Entretanto o grande salto para a escala industrial só veio em 2013, com o chip de 384 células. Ele se encaixa perfeitamente nos robôs de pipetagem de padrão industrial, empregados por todas as grandes empresas farmacêuticas e instituições de pesquisa.
"Do momento em que tivemos essa ideia até a venda da primeira unidade, passaram-se seis meses: portanto foi um desenvolvimento muito rápido", conta o biofísico Michael George. "Os módulos também facilitam a produção de vários aparelhos. Não precisamos manter esses grandes robôs de pipetagem em estoque: basta levarmos os módulos até o cliente, e o robô é montado por uma outra empresa."
Meio criativo na universidade
A indústria já formava fila antes mesmo de o primeiro aparelho ser entregue pela Nanion, em 2013. Hoje, praticamente todas as grandes empresas farmacêuticas e laboratórios de pesquisa acadêmica do mundo possuem esse equipamento.
George não credita exclusivamente o sucesso excepcional da Nanion à equipe de inventores, mas também à instituição em que ele e seu colega Niels Fertig fizeram o doutorado, a Universidade Ludwig Maximilian de Munique.

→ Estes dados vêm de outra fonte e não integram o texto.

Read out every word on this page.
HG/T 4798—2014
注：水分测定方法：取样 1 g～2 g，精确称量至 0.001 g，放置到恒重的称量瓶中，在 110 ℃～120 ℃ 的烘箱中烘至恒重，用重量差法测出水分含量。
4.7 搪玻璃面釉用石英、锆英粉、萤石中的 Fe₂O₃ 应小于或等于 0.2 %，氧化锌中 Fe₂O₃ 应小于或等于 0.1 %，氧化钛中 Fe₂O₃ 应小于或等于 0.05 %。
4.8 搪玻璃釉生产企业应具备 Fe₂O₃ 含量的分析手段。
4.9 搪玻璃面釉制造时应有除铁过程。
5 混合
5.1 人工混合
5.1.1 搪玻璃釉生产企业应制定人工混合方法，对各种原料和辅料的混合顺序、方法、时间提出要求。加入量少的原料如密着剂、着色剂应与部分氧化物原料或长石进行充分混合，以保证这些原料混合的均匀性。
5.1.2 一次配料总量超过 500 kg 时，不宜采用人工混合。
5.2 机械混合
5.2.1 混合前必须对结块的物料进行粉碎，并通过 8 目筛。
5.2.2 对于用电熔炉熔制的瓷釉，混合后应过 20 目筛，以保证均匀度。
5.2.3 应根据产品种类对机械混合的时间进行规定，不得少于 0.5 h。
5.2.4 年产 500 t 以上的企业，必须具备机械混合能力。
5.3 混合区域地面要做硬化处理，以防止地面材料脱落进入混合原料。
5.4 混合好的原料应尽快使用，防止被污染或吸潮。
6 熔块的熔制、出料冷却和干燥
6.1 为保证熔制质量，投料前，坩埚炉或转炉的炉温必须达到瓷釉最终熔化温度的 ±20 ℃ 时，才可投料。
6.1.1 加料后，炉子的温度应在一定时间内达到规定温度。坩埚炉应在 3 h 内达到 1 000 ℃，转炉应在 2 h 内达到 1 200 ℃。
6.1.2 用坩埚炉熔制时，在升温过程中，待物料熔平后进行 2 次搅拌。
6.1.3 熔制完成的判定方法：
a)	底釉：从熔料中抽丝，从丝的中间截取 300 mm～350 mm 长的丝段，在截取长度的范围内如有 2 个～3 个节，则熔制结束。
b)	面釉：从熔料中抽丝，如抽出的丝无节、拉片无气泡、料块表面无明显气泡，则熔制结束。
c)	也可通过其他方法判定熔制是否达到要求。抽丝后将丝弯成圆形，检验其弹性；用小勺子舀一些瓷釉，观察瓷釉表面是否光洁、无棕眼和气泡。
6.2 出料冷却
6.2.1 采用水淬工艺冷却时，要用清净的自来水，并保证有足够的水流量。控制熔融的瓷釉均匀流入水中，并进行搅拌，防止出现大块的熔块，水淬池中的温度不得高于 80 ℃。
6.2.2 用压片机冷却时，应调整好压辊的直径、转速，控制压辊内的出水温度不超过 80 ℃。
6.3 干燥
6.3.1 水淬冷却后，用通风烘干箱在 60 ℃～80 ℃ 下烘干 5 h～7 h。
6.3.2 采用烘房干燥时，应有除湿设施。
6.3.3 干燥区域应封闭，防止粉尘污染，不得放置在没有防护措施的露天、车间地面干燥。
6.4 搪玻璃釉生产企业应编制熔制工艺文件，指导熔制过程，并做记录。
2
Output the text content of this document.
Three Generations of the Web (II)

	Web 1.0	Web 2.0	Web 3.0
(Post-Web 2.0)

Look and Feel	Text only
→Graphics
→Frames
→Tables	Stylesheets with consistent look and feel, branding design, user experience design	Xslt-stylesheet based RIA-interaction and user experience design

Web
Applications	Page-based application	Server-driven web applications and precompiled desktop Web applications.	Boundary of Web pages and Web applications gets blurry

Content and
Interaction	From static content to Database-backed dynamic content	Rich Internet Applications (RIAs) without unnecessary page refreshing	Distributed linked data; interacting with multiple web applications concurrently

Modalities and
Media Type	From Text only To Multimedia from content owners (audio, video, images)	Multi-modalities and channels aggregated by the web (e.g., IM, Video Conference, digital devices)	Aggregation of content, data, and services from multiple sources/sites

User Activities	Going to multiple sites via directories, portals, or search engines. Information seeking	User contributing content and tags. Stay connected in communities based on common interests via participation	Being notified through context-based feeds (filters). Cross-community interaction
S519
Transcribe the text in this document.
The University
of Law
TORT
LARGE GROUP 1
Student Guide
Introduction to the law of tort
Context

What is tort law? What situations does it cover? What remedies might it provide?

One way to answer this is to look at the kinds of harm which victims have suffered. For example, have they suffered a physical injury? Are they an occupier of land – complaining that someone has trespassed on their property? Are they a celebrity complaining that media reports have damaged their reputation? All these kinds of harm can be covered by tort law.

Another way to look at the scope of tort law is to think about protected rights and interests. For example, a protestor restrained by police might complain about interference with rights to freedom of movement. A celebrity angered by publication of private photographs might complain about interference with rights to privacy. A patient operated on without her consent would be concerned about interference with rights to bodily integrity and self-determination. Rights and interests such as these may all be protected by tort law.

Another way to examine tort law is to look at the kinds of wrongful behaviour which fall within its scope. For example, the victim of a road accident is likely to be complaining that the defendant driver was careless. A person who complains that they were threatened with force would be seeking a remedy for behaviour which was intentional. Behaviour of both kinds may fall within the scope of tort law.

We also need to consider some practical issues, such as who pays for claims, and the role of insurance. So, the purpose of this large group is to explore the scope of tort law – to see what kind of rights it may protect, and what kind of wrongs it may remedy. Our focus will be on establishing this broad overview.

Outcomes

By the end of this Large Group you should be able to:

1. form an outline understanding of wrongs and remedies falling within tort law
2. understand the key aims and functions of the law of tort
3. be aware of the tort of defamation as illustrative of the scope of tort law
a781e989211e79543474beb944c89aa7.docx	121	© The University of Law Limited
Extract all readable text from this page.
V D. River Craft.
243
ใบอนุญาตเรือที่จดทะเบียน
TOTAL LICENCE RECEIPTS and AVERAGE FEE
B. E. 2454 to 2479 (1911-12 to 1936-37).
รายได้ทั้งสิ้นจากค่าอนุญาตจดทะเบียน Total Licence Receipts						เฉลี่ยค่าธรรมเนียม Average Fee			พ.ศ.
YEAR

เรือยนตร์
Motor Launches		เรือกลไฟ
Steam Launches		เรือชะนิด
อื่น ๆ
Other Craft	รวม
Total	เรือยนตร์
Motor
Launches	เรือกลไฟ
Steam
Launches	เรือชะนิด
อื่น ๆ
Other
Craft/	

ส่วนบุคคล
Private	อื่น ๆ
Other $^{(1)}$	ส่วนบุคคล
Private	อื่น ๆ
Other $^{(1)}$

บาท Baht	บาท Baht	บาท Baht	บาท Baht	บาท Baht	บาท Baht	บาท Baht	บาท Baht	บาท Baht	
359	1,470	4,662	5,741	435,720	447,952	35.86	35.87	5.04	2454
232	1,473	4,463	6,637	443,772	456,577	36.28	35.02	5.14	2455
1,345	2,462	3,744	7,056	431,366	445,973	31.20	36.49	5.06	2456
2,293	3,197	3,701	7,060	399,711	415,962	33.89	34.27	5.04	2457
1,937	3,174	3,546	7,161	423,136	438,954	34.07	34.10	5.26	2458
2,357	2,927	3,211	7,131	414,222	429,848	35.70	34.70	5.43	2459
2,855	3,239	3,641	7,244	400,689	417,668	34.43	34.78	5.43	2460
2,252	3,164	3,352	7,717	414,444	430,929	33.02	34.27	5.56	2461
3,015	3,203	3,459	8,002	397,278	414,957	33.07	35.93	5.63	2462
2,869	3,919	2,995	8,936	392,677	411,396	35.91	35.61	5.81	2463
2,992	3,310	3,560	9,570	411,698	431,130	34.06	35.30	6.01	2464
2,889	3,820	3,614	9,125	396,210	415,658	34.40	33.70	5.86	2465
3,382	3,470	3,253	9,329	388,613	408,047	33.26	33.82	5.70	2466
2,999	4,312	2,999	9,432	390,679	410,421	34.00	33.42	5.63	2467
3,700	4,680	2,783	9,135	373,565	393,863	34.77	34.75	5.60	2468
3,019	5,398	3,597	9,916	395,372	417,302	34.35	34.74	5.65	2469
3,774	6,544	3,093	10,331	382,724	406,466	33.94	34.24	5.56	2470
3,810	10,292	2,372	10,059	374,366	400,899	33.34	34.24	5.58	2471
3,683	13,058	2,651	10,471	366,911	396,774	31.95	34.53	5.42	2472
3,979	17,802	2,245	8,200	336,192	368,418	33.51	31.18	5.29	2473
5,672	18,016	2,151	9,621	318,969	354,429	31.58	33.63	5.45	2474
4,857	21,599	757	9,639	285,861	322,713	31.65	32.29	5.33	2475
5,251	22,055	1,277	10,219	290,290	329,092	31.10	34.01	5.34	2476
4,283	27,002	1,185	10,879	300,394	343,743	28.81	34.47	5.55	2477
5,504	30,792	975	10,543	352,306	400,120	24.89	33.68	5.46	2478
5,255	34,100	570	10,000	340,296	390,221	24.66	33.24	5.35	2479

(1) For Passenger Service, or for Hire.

"Decisivo, claro, é o Niels, que queria muito isso. Mas também tivemos modelos e exemplos de conduta no Center for Nanoscience", salienta o biofísico. Lá foram fundadas numerosas startups, nos anos anteriores, mostrado-lhes que "algo assim é possível". No início, a universidade também apoiou os e empresários recém-doutorados com salas de trabalho e vagas de meio expediente.
O ambiente é bastante decisivo, comenta Fertig. "Nós percebemos que éramos muito importantes como referência para empresas que surgiram depois. Há muito intercâmbio, fica-se conhecendo gente que fez a mesma coisa e se pode conversar com fundadores de empresas." Um "espírito e uma cultura fundadora" assim são importantes para permitir que pesquisadores deem vida às suas ideias, conclui o cientista.